Here, recall campaigners refer to an intensity on the door step they have not witnessed for some time and point to another recent poll by Celinda Lake – a reputable Democratic pollster – that put Barrett and Walker in a tie with independents breaking for Barrett. "We knew why we lost in 2010, and the loss was not a surprise. Two weeks ago I was getting really nervous," says Mason. "But when I meet people now I feel there was as much of a sense of urgency and real intensity as I've ever seen."

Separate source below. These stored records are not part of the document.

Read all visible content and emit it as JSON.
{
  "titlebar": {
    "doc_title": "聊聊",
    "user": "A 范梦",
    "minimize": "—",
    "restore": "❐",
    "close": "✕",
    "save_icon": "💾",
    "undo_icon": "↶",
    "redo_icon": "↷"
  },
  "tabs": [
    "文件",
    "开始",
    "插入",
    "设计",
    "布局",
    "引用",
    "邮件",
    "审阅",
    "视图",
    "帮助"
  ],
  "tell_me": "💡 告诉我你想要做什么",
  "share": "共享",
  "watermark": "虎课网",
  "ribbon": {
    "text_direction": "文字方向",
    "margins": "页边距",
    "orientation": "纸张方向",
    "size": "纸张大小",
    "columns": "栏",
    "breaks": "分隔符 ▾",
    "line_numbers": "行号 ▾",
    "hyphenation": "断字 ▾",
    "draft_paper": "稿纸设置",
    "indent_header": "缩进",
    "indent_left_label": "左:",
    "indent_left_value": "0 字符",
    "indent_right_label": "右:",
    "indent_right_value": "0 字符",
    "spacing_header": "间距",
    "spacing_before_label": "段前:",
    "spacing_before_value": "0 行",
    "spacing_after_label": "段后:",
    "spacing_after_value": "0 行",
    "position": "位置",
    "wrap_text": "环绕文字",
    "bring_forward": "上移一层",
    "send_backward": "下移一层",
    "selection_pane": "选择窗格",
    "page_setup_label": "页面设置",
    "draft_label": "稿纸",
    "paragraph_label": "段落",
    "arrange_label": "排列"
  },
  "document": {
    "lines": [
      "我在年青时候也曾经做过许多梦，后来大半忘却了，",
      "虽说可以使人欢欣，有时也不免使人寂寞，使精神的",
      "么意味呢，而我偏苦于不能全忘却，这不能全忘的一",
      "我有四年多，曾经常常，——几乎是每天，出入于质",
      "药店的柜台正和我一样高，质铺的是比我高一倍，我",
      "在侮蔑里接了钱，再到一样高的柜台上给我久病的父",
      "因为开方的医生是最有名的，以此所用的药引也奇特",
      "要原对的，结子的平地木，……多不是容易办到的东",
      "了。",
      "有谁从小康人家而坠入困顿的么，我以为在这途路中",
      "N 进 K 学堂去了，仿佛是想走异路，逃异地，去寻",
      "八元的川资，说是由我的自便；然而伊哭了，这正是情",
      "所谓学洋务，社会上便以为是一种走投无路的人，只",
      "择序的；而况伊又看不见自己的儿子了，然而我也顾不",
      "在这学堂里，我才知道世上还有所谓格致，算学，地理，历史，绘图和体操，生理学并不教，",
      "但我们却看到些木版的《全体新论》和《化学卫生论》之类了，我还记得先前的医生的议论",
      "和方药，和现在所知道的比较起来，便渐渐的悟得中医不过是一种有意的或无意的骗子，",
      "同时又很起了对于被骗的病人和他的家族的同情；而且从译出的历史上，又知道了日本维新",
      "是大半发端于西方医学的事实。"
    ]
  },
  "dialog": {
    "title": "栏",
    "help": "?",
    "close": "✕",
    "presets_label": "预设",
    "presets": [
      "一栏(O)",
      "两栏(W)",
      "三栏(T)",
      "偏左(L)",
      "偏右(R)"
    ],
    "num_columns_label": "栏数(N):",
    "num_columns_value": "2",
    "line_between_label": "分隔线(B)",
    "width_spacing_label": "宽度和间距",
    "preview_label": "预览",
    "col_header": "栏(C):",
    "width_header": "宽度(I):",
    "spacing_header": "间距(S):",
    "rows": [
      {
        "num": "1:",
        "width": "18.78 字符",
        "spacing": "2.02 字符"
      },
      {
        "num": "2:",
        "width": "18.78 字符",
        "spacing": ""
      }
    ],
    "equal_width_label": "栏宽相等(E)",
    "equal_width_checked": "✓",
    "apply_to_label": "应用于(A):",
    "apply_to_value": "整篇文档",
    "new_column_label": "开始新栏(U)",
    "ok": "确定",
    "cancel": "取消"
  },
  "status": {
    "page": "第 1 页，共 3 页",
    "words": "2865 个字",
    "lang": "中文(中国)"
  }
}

Walker has proved himself to be an extremely polarizing figure. At the height of the demonstrations he was caught on tape telling a prank caller posing as one of the Koch brothers – who bankroll many tea party groups – that he had contemplated putting agent provocateurs among the union activists. Another video shows him in conversation with a billionaire donor shortly before he presented the budget saying he intended to use a policy of "divide and conquer" to defeat the public sector unions. "Yes, Republicans love Walker, Democrats hate him," one Republican strategist told the Washington Post recently. "And the slice of voters with no opinion is certainly smaller than in any other state."

Tuesday's result will depend a little on what happens to that thin slice but far more whether Democrats are more effective in motivating those who loathe him than Republicans are in mobilizing those who love him.